There has been concern in the anti-hunt movement that the Government is fighting shy of the ban, fearing angry scenes before the general election. The Government will be saved from too many damaging clashes as the hunting season ends in early March. The Court of Appeal dismissed the Alliance's attempt to reverse the ban, and refused it permission to take the case to the House of Lords. The Alliancewill now petition the law lords to consider its case. It is also seeking to challenge the ban under the Human Rights Act.

John Rolls, RSPCA director of animal welfare promotion, said: "Having presented its arguments to Parliament and the courts, the Alliance must accept the outcome of the democratic process - that hunting is cruel and unnecessary and that the Hunting Act is a perfectly valid piece of legislation."

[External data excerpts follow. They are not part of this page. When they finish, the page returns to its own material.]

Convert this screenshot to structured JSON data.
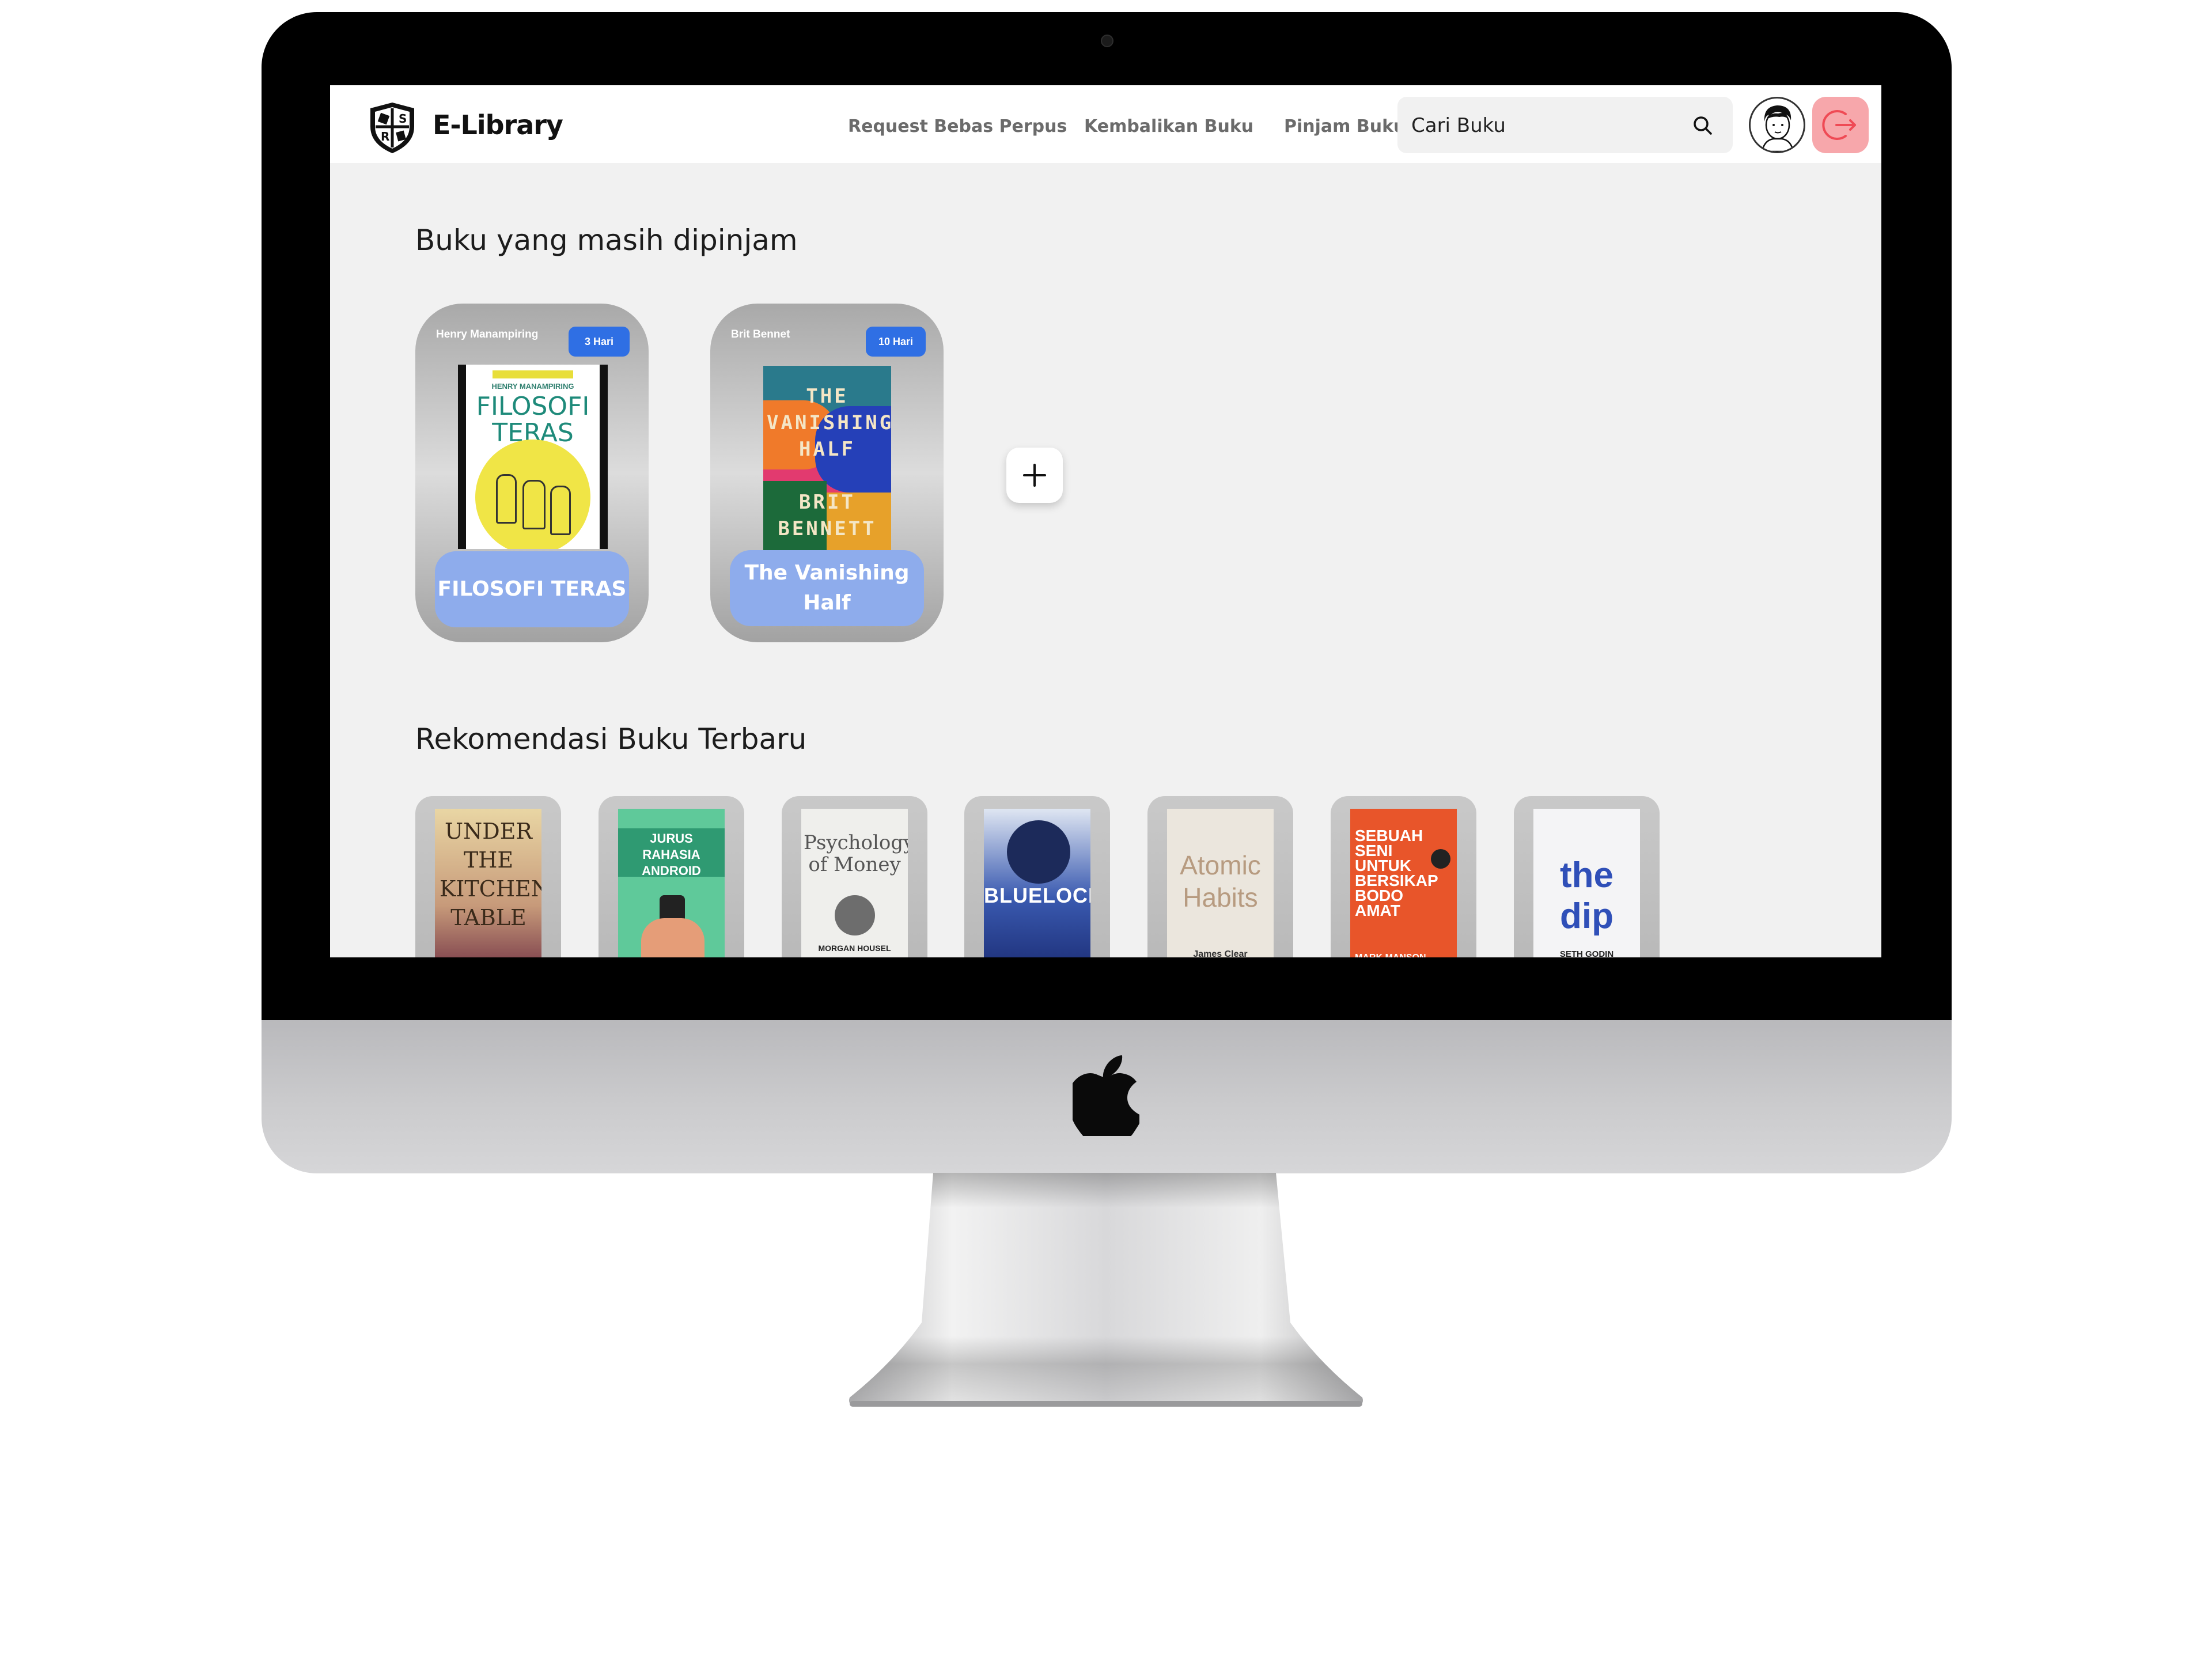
{
  "navbar": {
    "brand": "E-Library",
    "links": [
      "Request Bebas Perpus",
      "Kembalikan Buku",
      "Pinjam Buku"
    ],
    "search_placeholder": "Cari Buku"
  },
  "borrowed": {
    "title": "Buku yang masih dipinjam",
    "books": [
      {
        "author": "Henry Manampiring",
        "days": "3 Hari",
        "title": "FILOSOFI TERAS",
        "cover_top": "HENRY MANAMPIRING",
        "cover_title": "FILOSOFI TERAS",
        "cover_color": "#f3e85a"
      },
      {
        "author": "Brit Bennet",
        "days": "10 Hari",
        "title": "The Vanishing Half",
        "cover_title": "THE VANISHING HALF",
        "cover_author": "BRIT BENNETT",
        "cover_color": "#e23a6f"
      }
    ]
  },
  "recommendations": {
    "title": "Rekomendasi Buku Terbaru",
    "books": [
      {
        "cover_text": "UNDER THE KITCHEN TABLE"
      },
      {
        "cover_text": "JURUS RAHASIA ANDROID"
      },
      {
        "cover_text": "Psychology of Money",
        "cover_author": "MORGAN HOUSEL"
      },
      {
        "cover_text": "BLUELOCK"
      },
      {
        "cover_text": "Atomic Habits",
        "cover_author": "James Clear"
      },
      {
        "cover_text": "SEBUAH SENI UNTUK BERSIKAP BODO AMAT",
        "cover_author": "MARK MANSON"
      },
      {
        "cover_text": "the dip",
        "cover_author": "SETH GODIN"
      }
    ]
  },
  "colors": {
    "badge": "#2f6fe4",
    "title_button": "#8eacec",
    "logout": "#f7a7ab",
    "screen_bg": "#f1f1f1"
  },
  "icons": [
    "logo-shield-icon",
    "search-icon",
    "avatar-icon",
    "logout-icon",
    "plus-icon",
    "apple-logo-icon"
  ]
}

WHERE THERE IS NO PROTECTION

SNARING

Snaring is banned in most European countries. In Britain, only self-locking snares are illegal and only badgers have limited protection.

SHOOTING PHEASANTS

Animal Aid estimates 36 million pheasants are shot each year, with 5 million dying in predatory control programmes.

BROILER CHICKENS

Broiler chickens have been selectively bred to reach slaughter-weight in half the time nature intended - with severe implications for their hearts, lungs and legs, campaigners say.

BIRDS/TORTOISES

The EU bans the import of protected tortoises, but many are still bought from markets. Nine in 10 die after four years in captivity. Campaigners forced the end of Britain's largest exotic bird market, the National Cage & Aviary Birds Exhibition. They say the "brutal" industry is driving many species to the brink of extinction.

DOLPHINS

About 10,000 whales, dolphins and porpoises suffocate in fishing nets around the UK each year, according to the WWF. They become entangled while feeding, leading to species becoming endangered.